Rio – tome 2

Les Yeux de la Favela

Rio tome 2 couverture

10 ans ont passé depuis la mort d’Alma. Certains gosses des rues sont devenus de vrais caïds, d’autres ont eu la chance d’avoir trouvé une famille d’accueil.

C’est le cas de Rubeus et Nina qui ont été accueillis par Carolyn et John White, un couple de riches américains. Autant la jeune fille s’est pleinement accommodée de cette nouvelle vie confortable, autant le jeune garçon n’a pas oublié d’où il vient. Alors les conflits avec son père adoptif sont fréquents. Lui qui, sous des allures de bienfaiteur sous le couvert d’une ONG, pourrait bien être un vrai salopard d’ailleurs. L’avenir nous le dira. Pour l’heure, le père continue son business bien incompatible avec les velléités de justice du fils.

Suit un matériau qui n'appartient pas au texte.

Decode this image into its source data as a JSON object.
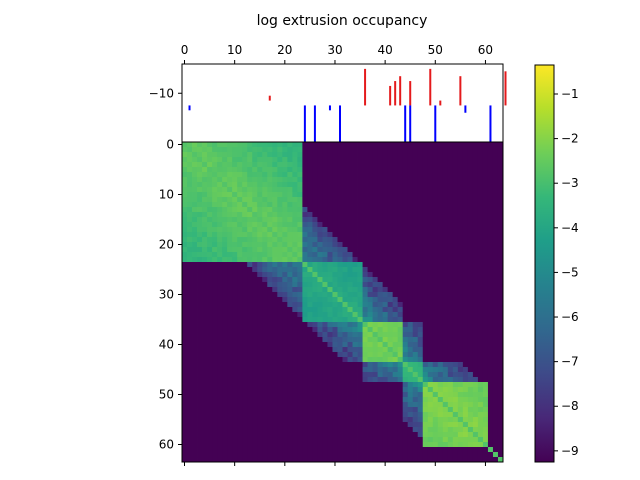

Mais l’enlèvement de Nina par le gang de Mozar va mettre la famille et la police dans tous ses états. A moins que ça ne soit un plan tordu des autorités visant à faire le ménage dans les favelas de Rio…

Toujours aussi cash le propos ! Louise Garcia ne met pas de gants pour raconter des scènes très violentes où les morts sont nombreux. Et Corentin Rouge les met en scène efficacement d’un trait sûr et vif. Entre Bouboule (Minautoro), Joey Star (Mozar si si il lui ressemble je trouve, voir la planche ci-dessous) et les flics, on ne se fait pas de cadeaux. Bref, ça bastonne sévère dans les ruelles crasseuses.

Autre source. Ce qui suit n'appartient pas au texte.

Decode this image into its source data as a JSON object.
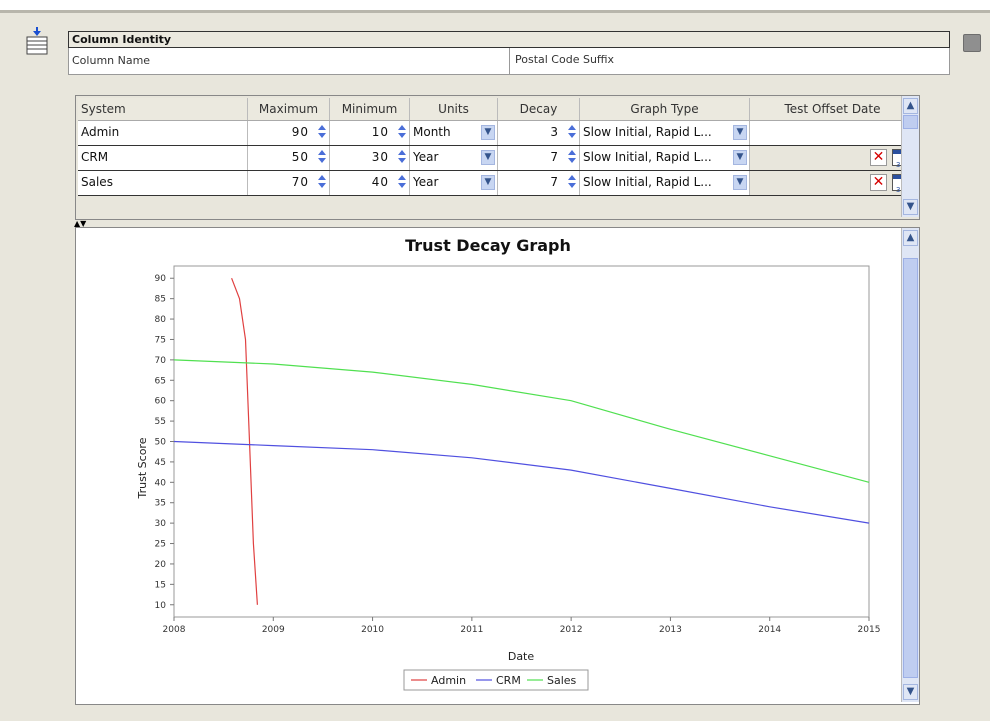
{
  "identity": {
    "header": "Column Identity",
    "label": "Column Name",
    "value": "Postal Code Suffix"
  },
  "table": {
    "columns": [
      "System",
      "Maximum",
      "Minimum",
      "Units",
      "Decay",
      "Graph Type",
      "Test Offset Date"
    ],
    "rows": [
      {
        "system": "Admin",
        "maximum": "90",
        "minimum": "10",
        "units": "Month",
        "decay": "3",
        "graph_type": "Slow Initial, Rapid L...",
        "test_offset_date": ""
      },
      {
        "system": "CRM",
        "maximum": "50",
        "minimum": "30",
        "units": "Year",
        "decay": "7",
        "graph_type": "Slow Initial, Rapid L...",
        "test_offset_date": ""
      },
      {
        "system": "Sales",
        "maximum": "70",
        "minimum": "40",
        "units": "Year",
        "decay": "7",
        "graph_type": "Slow Initial, Rapid L...",
        "test_offset_date": ""
      }
    ]
  },
  "icons": {
    "column": "column-table-icon",
    "spinner": "spinner-arrows-icon",
    "dropdown": "chevron-down-icon",
    "clear": "red-x-icon",
    "calendar": "calendar-icon",
    "scroll_up": "chevron-up-icon",
    "scroll_down": "chevron-down-icon"
  },
  "chart_data": {
    "type": "line",
    "title": "Trust Decay Graph",
    "xlabel": "Date",
    "ylabel": "Trust Score",
    "xlim": [
      2008,
      2015
    ],
    "ylim": [
      7,
      93
    ],
    "x_ticks": [
      "2008",
      "2009",
      "2010",
      "2011",
      "2012",
      "2013",
      "2014",
      "2015"
    ],
    "y_ticks": [
      "10",
      "15",
      "20",
      "25",
      "30",
      "35",
      "40",
      "45",
      "50",
      "55",
      "60",
      "65",
      "70",
      "75",
      "80",
      "85",
      "90"
    ],
    "grid": true,
    "legend_position": "bottom",
    "series": [
      {
        "name": "Admin",
        "color": "#e04040",
        "points": [
          [
            2008.58,
            90
          ],
          [
            2008.66,
            85
          ],
          [
            2008.72,
            75
          ],
          [
            2008.76,
            50
          ],
          [
            2008.8,
            25
          ],
          [
            2008.84,
            10
          ]
        ]
      },
      {
        "name": "CRM",
        "color": "#5050e0",
        "points": [
          [
            2008,
            50
          ],
          [
            2009,
            49
          ],
          [
            2010,
            48
          ],
          [
            2011,
            46
          ],
          [
            2012,
            43
          ],
          [
            2013,
            38.5
          ],
          [
            2014,
            34
          ],
          [
            2015,
            30
          ]
        ]
      },
      {
        "name": "Sales",
        "color": "#50e050",
        "points": [
          [
            2008,
            70
          ],
          [
            2009,
            69
          ],
          [
            2010,
            67
          ],
          [
            2011,
            64
          ],
          [
            2012,
            60
          ],
          [
            2013,
            53
          ],
          [
            2014,
            46.5
          ],
          [
            2015,
            40
          ]
        ]
      }
    ]
  }
}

Mais pas qu’ici. A Rio, la violence est partout et quand une bande pillards débarque sur la plage où bronzent les bourgeois, les arrestations sont plutôt musclées.

Loin des clichés de carte postale, venez vous aussi vous balader à Rio, vous verrez on ne s’ennuie pas une seconde.

Rio tome 2 planche

un album signé Louise Garcia et Corentin Rouge. Editions Glénat.

4 sur 5

Rio – tome 1

Dieu pour tous

Rio tome 1 couverture

Je crois qu’on le sait tous maintenant: Rio de Janeiro ce n’est pas seulement Copacabana, la plage, le soleil et les beaux corps bronzés. Rio c’est aussi la corruption, les inégalités sociales (comme partout d’ailleurs), la misère, la drogue, la violence et les favelas.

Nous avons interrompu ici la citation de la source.